- Date: October 27, 1969 – February 7, 1970
- Location: United States
- Methods: Strikes, protests, demonstrations
- Result: Union victory

Parties
| United Electrical Workers (UE) International Union of Electrical Workers (IUE) | General Electric |

= 1969–1970 General Electric strike =

Labor dispute in the United States

The 1969–1970 General Electric strike was a nationwide labor dispute between General Electric and its workers as represented by the AFL–CIO affiliated International Union of Electrical Workers (IUE) and the independent United Electrical Workers (UE).
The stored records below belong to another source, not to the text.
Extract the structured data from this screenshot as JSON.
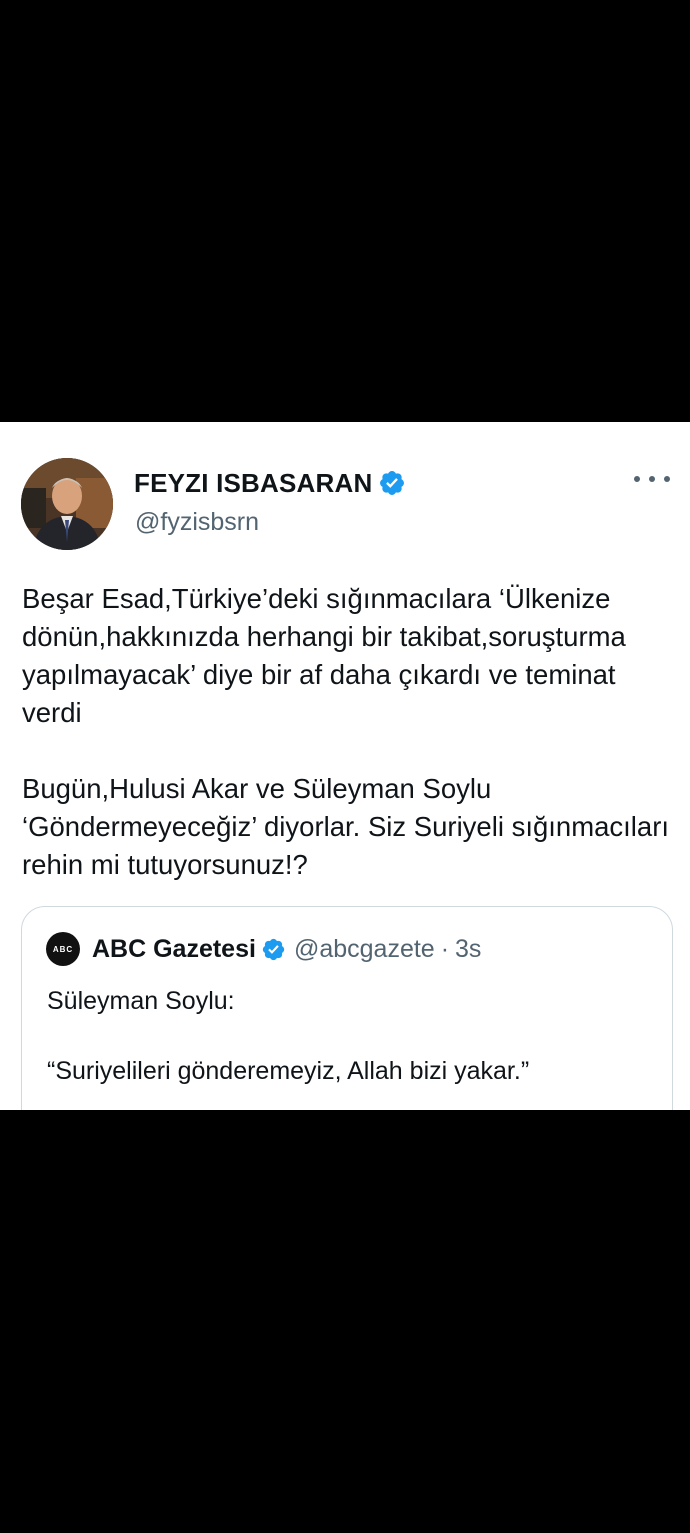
{
  "tweet": {
    "author_name": "FEYZI ISBASARAN",
    "author_handle": "@fyzisbsrn",
    "avatar_icon": "profile-photo",
    "more_icon": "more-horizontal-icon",
    "verified_color": "#1d9bf0",
    "text_paragraphs": [
      "Beşar Esad,Türkiye’deki sığınmacılara ‘Ülkenize dönün,hakkınızda herhangi bir takibat,soruşturma yapılmayacak’ diye bir af daha çıkardı ve teminat verdi",
      "Bugün,Hulusi Akar ve Süleyman Soylu ‘Göndermeyeceğiz’ diyorlar. Siz Suriyeli sığınmacıları rehin mi tutuyorsunuz!?"
    ]
  },
  "quoted_tweet": {
    "logo_text": "ABC",
    "author_name": "ABC Gazetesi",
    "author_handle": "@abcgazete",
    "separator": "·",
    "time": "3s",
    "text_paragraphs": [
      "Süleyman Soylu:",
      "“Suriyelileri gönderemeyiz, Allah bizi yakar.”"
    ]
  }
}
Involving 164,000 workers on average, it was the largest and most impactful strike in North America in 1969 in terms of the number of days lost. It began on October 27, 1969, and was won by the workers after 102 days on the picket line. The strike brought together the two rival unions in the most meaningful way since UE was expelled from the Congress of Industrial Organizations (CIO) in 1949.

==Impact==
UE and IUE led an alliance of unions which broke the back of Boulwarism, GE's aggressive 20-year-long policy of "take-it-or-leave-it" bargaining. Boulwarism was named for Lemuel Boulware, the company's vice president of labor and community relations, who devised the strategy in reaction to UE's success in the 1946 strike, and to capitalize on the bitter divisions, after 1949, in the ranks of GE union members.

In 2012, Business Insider named it one of the most expensive strikes in United States history.